Except no he didn’t! He reappeared one month later, in perfect health!
But then a month later, he died for real.
Except no he didn’t! His church claims he’s immortal.
Sure, every apocalypse prediction to date has been a failed one, but the word “fail” on this list often implies the plucky young cult leader dusted off their Nike Decades and tried again. Declaring that the world is going to end during your lifetime is a rookie mistake, but it’s not insurmountable.
Take Herbert W. Armstrong, founder of the Worldwide Church of God, who had to revise his due date for Armageddon four separate times between 1936 and 1975. Or apocalypse visionary Joachim of Fiore, who predicted the world would end in 1260. He died in 1202, but his followers, the Joachimites, got an extension to 1290, then again to 1335.

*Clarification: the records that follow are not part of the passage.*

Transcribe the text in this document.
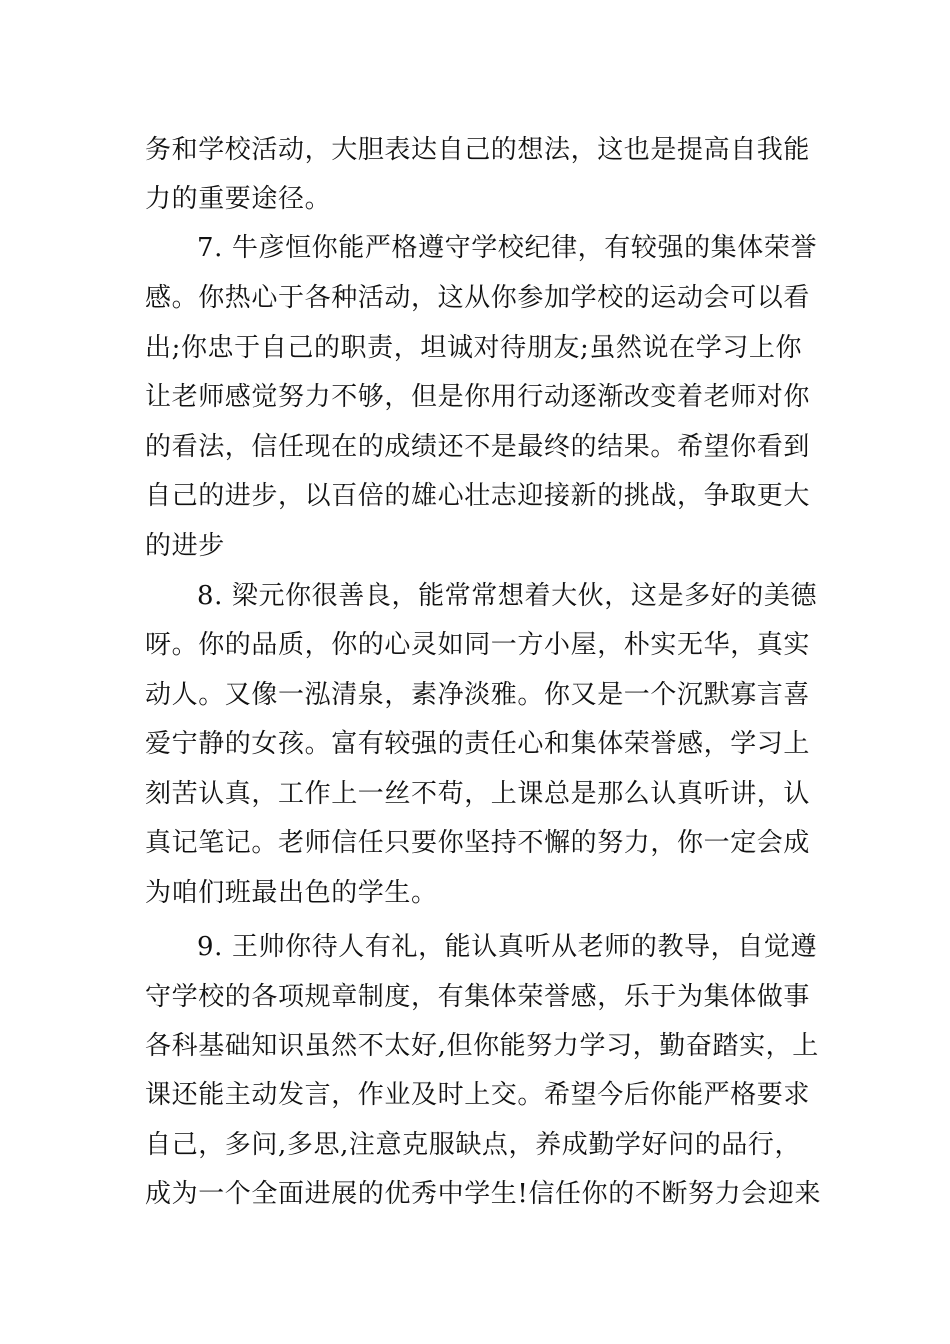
务和学校活动，大胆表达自己的想法，这也是提高自我能
力的重要途径。
7. 牛彦恒你能严格遵守学校纪律，有较强的集体荣誉
感。你热心于各种活动，这从你参加学校的运动会可以看
出;你忠于自己的职责，坦诚对待朋友;虽然说在学习上你
让老师感觉努力不够，但是你用行动逐渐改变着老师对你
的看法，信任现在的成绩还不是最终的结果。希望你看到
自己的进步，以百倍的雄心壮志迎接新的挑战，争取更大
的进步
8. 梁元你很善良，能常常想着大伙，这是多好的美德
呀。你的品质，你的心灵如同一方小屋，朴实无华，真实
动人。又像一泓清泉，素净淡雅。你又是一个沉默寡言喜
爱宁静的女孩。富有较强的责任心和集体荣誉感，学习上
刻苦认真，工作上一丝不苟，上课总是那么认真听讲，认
真记笔记。老师信任只要你坚持不懈的努力，你一定会成
为咱们班最出色的学生。
9. 王帅你待人有礼，能认真听从老师的教导，自觉遵
守学校的各项规章制度，有集体荣誉感，乐于为集体做事
各科基础知识虽然不太好,但你能努力学习，勤奋踏实，上
课还能主动发言，作业及时上交。希望今后你能严格要求
自己，多问,多思,注意克服缺点，养成勤学好问的品行，
成为一个全面进展的优秀中学生!信任你的不断努力会迎来
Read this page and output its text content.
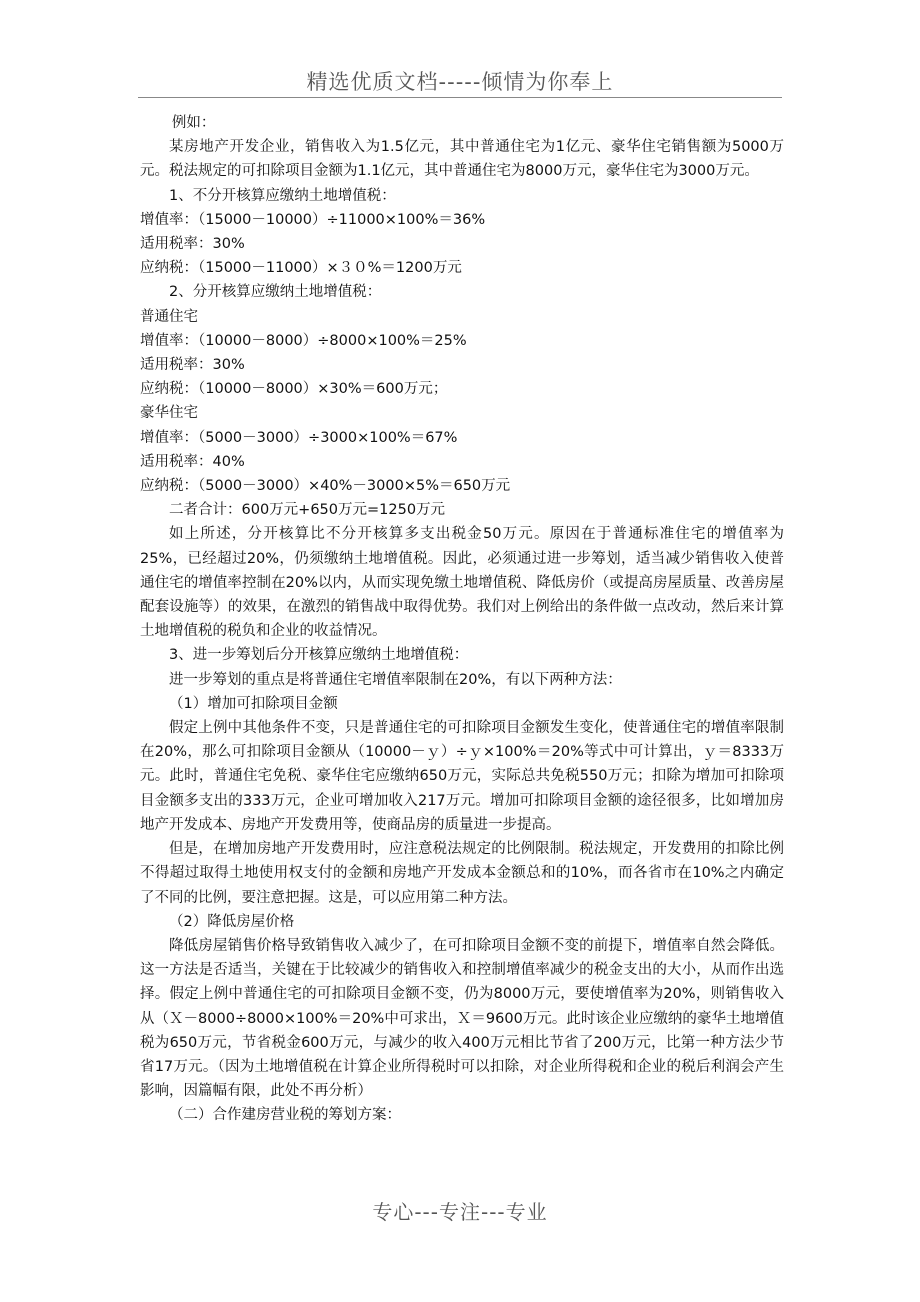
精选优质文档-----倾情为你奉上

例如：

某房地产开发企业，销售收入为1.5亿元，其中普通住宅为1亿元、豪华住宅销售额为5000万元。税法规定的可扣除项目金额为1.1亿元，其中普通住宅为8000万元，豪华住宅为3000万元。

1、不分开核算应缴纳土地增值税：

增值率：（15000－10000）÷11000×100%＝36%

适用税率：30%

应纳税：（15000－11000）×３０%＝1200万元

2、分开核算应缴纳土地增值税：

普通住宅

增值率：（10000－8000）÷8000×100%＝25%

适用税率：30%

应纳税：（10000－8000）×30%＝600万元；

豪华住宅

增值率：（5000－3000）÷3000×100%＝67%

适用税率：40%

应纳税：（5000－3000）×40%－3000×5%＝650万元

二者合计：600万元+650万元=1250万元

如上所述，分开核算比不分开核算多支出税金50万元。原因在于普通标准住宅的增值率为25%，已经超过20%，仍须缴纳土地增值税。因此，必须通过进一步筹划，适当减少销售收入使普通住宅的增值率控制在20%以内，从而实现免缴土地增值税、降低房价（或提高房屋质量、改善房屋配套设施等）的效果，在激烈的销售战中取得优势。我们对上例给出的条件做一点改动，然后来计算土地增值税的税负和企业的收益情况。

3、进一步筹划后分开核算应缴纳土地增值税：

进一步筹划的重点是将普通住宅增值率限制在20%，有以下两种方法：

（1）增加可扣除项目金额

假定上例中其他条件不变，只是普通住宅的可扣除项目金额发生变化，使普通住宅的增值率限制在20%，那么可扣除项目金额从（10000－ｙ）÷ｙ×100%＝20%等式中可计算出，ｙ＝8333万元。此时，普通住宅免税、豪华住宅应缴纳650万元，实际总共免税550万元；扣除为增加可扣除项目金额多支出的333万元，企业可增加收入217万元。增加可扣除项目金额的途径很多，比如增加房地产开发成本、房地产开发费用等，使商品房的质量进一步提高。

但是，在增加房地产开发费用时，应注意税法规定的比例限制。税法规定，开发费用的扣除比例不得超过取得土地使用权支付的金额和房地产开发成本金额总和的10%，而各省市在10%之内确定了不同的比例，要注意把握。这是，可以应用第二种方法。

（2）降低房屋价格

降低房屋销售价格导致销售收入减少了，在可扣除项目金额不变的前提下，增值率自然会降低。这一方法是否适当，关键在于比较减少的销售收入和控制增值率减少的税金支出的大小，从而作出选择。假定上例中普通住宅的可扣除项目金额不变，仍为8000万元，要使增值率为20%，则销售收入从（Ｘ－8000÷8000×100%＝20%中可求出，Ｘ＝9600万元。此时该企业应缴纳的豪华土地增值税为650万元，节省税金600万元，与减少的收入400万元相比节省了200万元，比第一种方法少节省17万元。（因为土地增值税在计算企业所得税时可以扣除，对企业所得税和企业的税后利润会产生影响，因篇幅有限，此处不再分析）

（二）合作建房营业税的筹划方案：

专心---专注---专业
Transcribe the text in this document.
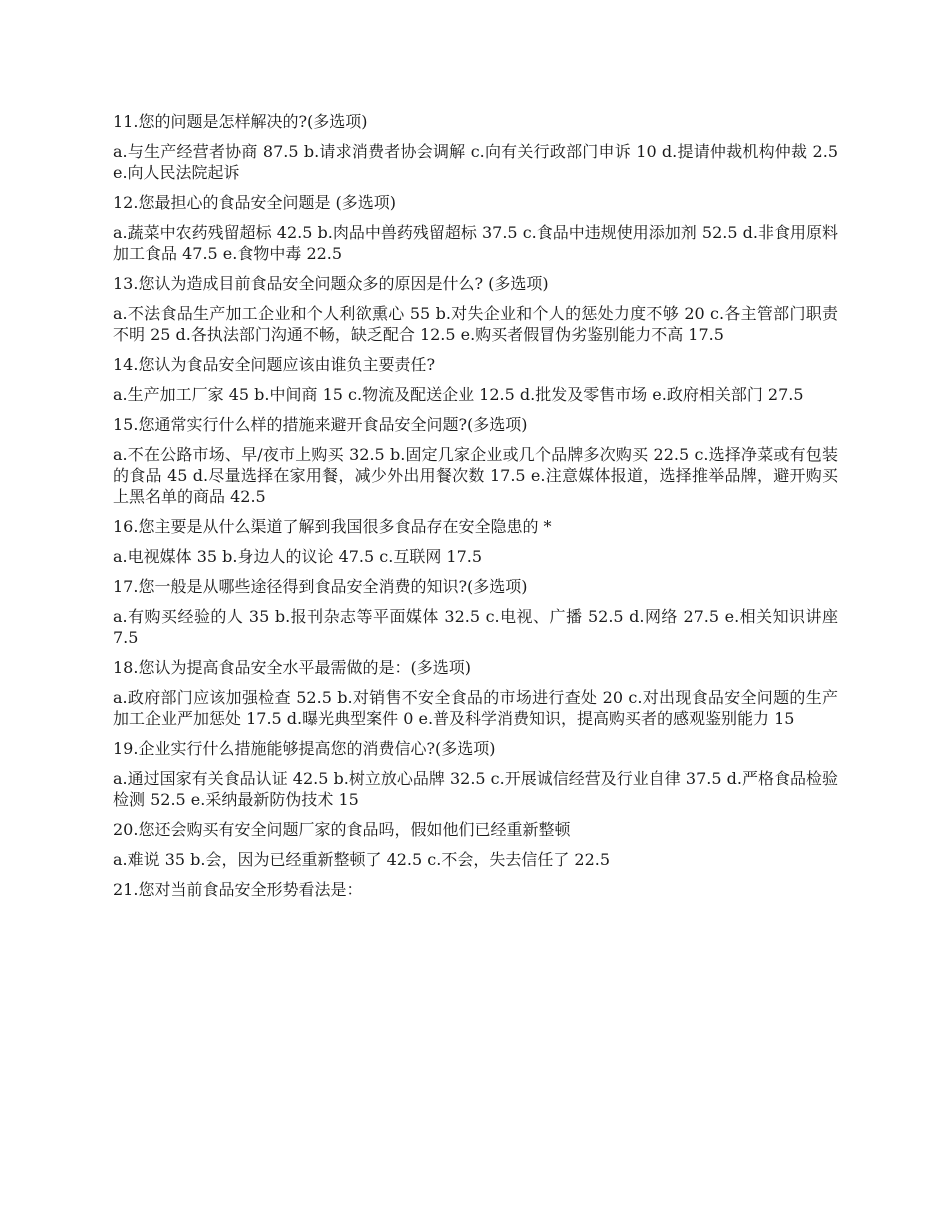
11.您的问题是怎样解决的?(多选项)

a.与生产经营者协商 87.5 b.请求消费者协会调解 c.向有关行政部门申诉 10 d.提请仲裁机构仲裁 2.5 e.向人民法院起诉

12.您最担心的食品安全问题是 (多选项)

a.蔬菜中农药残留超标 42.5 b.肉品中兽药残留超标 37.5 c.食品中违规使用添加剂 52.5 d.非食用原料加工食品 47.5 e.食物中毒 22.5

13.您认为造成目前食品安全问题众多的原因是什么? (多选项)

a.不法食品生产加工企业和个人利欲熏心 55 b.对失企业和个人的惩处力度不够 20 c.各主管部门职责不明 25 d.各执法部门沟通不畅，缺乏配合 12.5 e.购买者假冒伪劣鉴别能力不高 17.5

14.您认为食品安全问题应该由谁负主要责任?

a.生产加工厂家 45 b.中间商 15 c.物流及配送企业 12.5 d.批发及零售市场 e.政府相关部门 27.5

15.您通常实行什么样的措施来避开食品安全问题?(多选项)

a.不在公路市场、早/夜市上购买 32.5 b.固定几家企业或几个品牌多次购买 22.5 c.选择净菜或有包装的食品 45 d.尽量选择在家用餐，减少外出用餐次数 17.5 e.注意媒体报道，选择推举品牌，避开购买上黑名单的商品 42.5

16.您主要是从什么渠道了解到我国很多食品存在安全隐患的 *

a.电视媒体 35 b.身边人的议论 47.5 c.互联网 17.5

17.您一般是从哪些途径得到食品安全消费的知识?(多选项)

a.有购买经验的人 35 b.报刊杂志等平面媒体 32.5 c.电视、广播 52.5 d.网络 27.5 e.相关知识讲座 7.5

18.您认为提高食品安全水平最需做的是：(多选项)

a.政府部门应该加强检查 52.5 b.对销售不安全食品的市场进行查处 20 c.对出现食品安全问题的生产加工企业严加惩处 17.5 d.曝光典型案件 0 e.普及科学消费知识，提高购买者的感观鉴别能力 15

19.企业实行什么措施能够提高您的消费信心?(多选项)

a.通过国家有关食品认证 42.5 b.树立放心品牌 32.5 c.开展诚信经营及行业自律 37.5 d.严格食品检验检测 52.5 e.采纳最新防伪技术 15

20.您还会购买有安全问题厂家的食品吗，假如他们已经重新整顿

a.难说 35 b.会，因为已经重新整顿了 42.5 c.不会，失去信任了 22.5

21.您对当前食品安全形势看法是：
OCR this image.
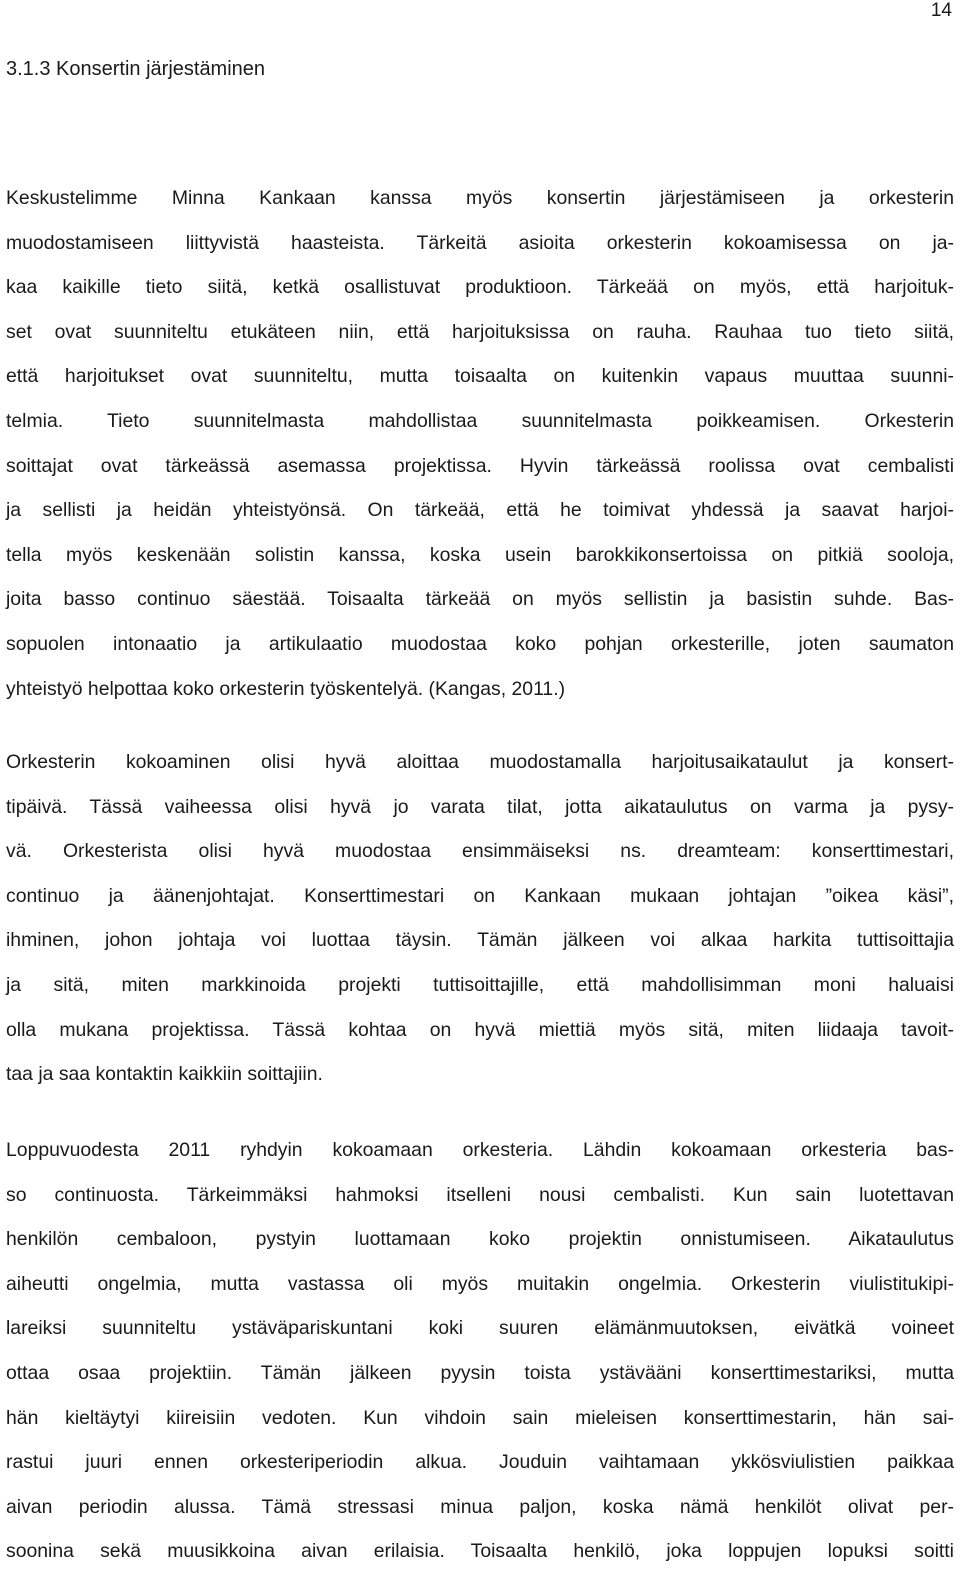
14
3.1.3 Konsertin järjestäminen

Keskustelimme Minna Kankaan kanssa myös konsertin järjestämiseen ja orkesterin
muodostamiseen liittyvistä haasteista. Tärkeitä asioita orkesterin kokoamisessa on ja-
kaa kaikille tieto siitä, ketkä osallistuvat produktioon. Tärkeää on myös, että harjoituk-
set ovat suunniteltu etukäteen niin, että harjoituksissa on rauha. Rauhaa tuo tieto siitä,
että harjoitukset ovat suunniteltu, mutta toisaalta on kuitenkin vapaus muuttaa suunni-
telmia. Tieto suunnitelmasta mahdollistaa suunnitelmasta poikkeamisen. Orkesterin
soittajat ovat tärkeässä asemassa projektissa. Hyvin tärkeässä roolissa ovat cembalisti
ja sellisti ja heidän yhteistyönsä. On tärkeää, että he toimivat yhdessä ja saavat harjoi-
tella myös keskenään solistin kanssa, koska usein barokkikonsertoissa on pitkiä sooloja,
joita basso continuo säestää. Toisaalta tärkeää on myös sellistin ja basistin suhde. Bas-
sopuolen intonaatio ja artikulaatio muodostaa koko pohjan orkesterille, joten saumaton
yhteistyö helpottaa koko orkesterin työskentelyä. (Kangas, 2011.)

Orkesterin kokoaminen olisi hyvä aloittaa muodostamalla harjoitusaikataulut ja konsert-
tipäivä. Tässä vaiheessa olisi hyvä jo varata tilat, jotta aikataulutus on varma ja pysy-
vä. Orkesterista olisi hyvä muodostaa ensimmäiseksi ns. dreamteam: konserttimestari,
continuo ja äänenjohtajat. Konserttimestari on Kankaan mukaan johtajan ”oikea käsi”,
ihminen, johon johtaja voi luottaa täysin. Tämän jälkeen voi alkaa harkita tuttisoittajia
ja sitä, miten markkinoida projekti tuttisoittajille, että mahdollisimman moni haluaisi
olla mukana projektissa. Tässä kohtaa on hyvä miettiä myös sitä, miten liidaaja tavoit-
taa ja saa kontaktin kaikkiin soittajiin.

Loppuvuodesta 2011 ryhdyin kokoamaan orkesteria. Lähdin kokoamaan orkesteria bas-
so continuosta. Tärkeimmäksi hahmoksi itselleni nousi cembalisti. Kun sain luotettavan
henkilön cembaloon, pystyin luottamaan koko projektin onnistumiseen. Aikataulutus
aiheutti ongelmia, mutta vastassa oli myös muitakin ongelmia. Orkesterin viulistitukipi-
lareiksi suunniteltu ystäväpariskuntani koki suuren elämänmuutoksen, eivätkä voineet
ottaa osaa projektiin. Tämän jälkeen pyysin toista ystävääni konserttimestariksi, mutta
hän kieltäytyi kiireisiin vedoten. Kun vihdoin sain mieleisen konserttimestarin, hän sai-
rastui juuri ennen orkesteriperiodin alkua. Jouduin vaihtamaan ykkösviulistien paikkaa
aivan periodin alussa. Tämä stressasi minua paljon, koska nämä henkilöt olivat per-
soonina sekä muusikkoina aivan erilaisia. Toisaalta henkilö, joka loppujen lopuksi soitti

You don’t even have to go too far down the rabbit hole of obscure cults — lots of early Christians thought the world would end in the year 1,000. You can’t really blame them; it’s a nice round number, and frankly, a pretty long reign for one guy. But when that prediction fell flat, they figured: Wait, it’s gotta be 1,000 years after his death. False alarm, everyone, see you again in 1033.
On the other hand, there were a few guys who were logistically unable to reschedule the end of the world. In 1534, Jan Matthys led an attack on the Holy Roman Empire on the day the world was to end, but only succeeded in getting himself decapitated. Edgar C. Whisenant painted himself into a corner when he published the book 88 Reasons Why the Rapture Could Be in 1988. When that didn’t pan out, he published a hilarious rebuttal to his haters, On Borrowed Time. When Harold Camping’s 2011 rapture didn’t go as planned, he said there had been an invisible “Spiritual Judgment.”
But the apocalypse isn’t just for religious freaks anymore. In recent centuries, we’ve got…
If you’re reading this, congratulations: You’ve survived the 13th b’ak’tun! That’s a big part of the whole gumbo of conspiracy theories that congealed around the 2012 finale to the Mayan calendar. The Mayans almost definitely did not think the world was going to end, but one “scholar” published some word salad in 1966 — “our present universe (would) be annihilated ... when the Great Cycle of the Long Count reaches completion” — giving the bored and the paranoid several decades to slow cook those theories.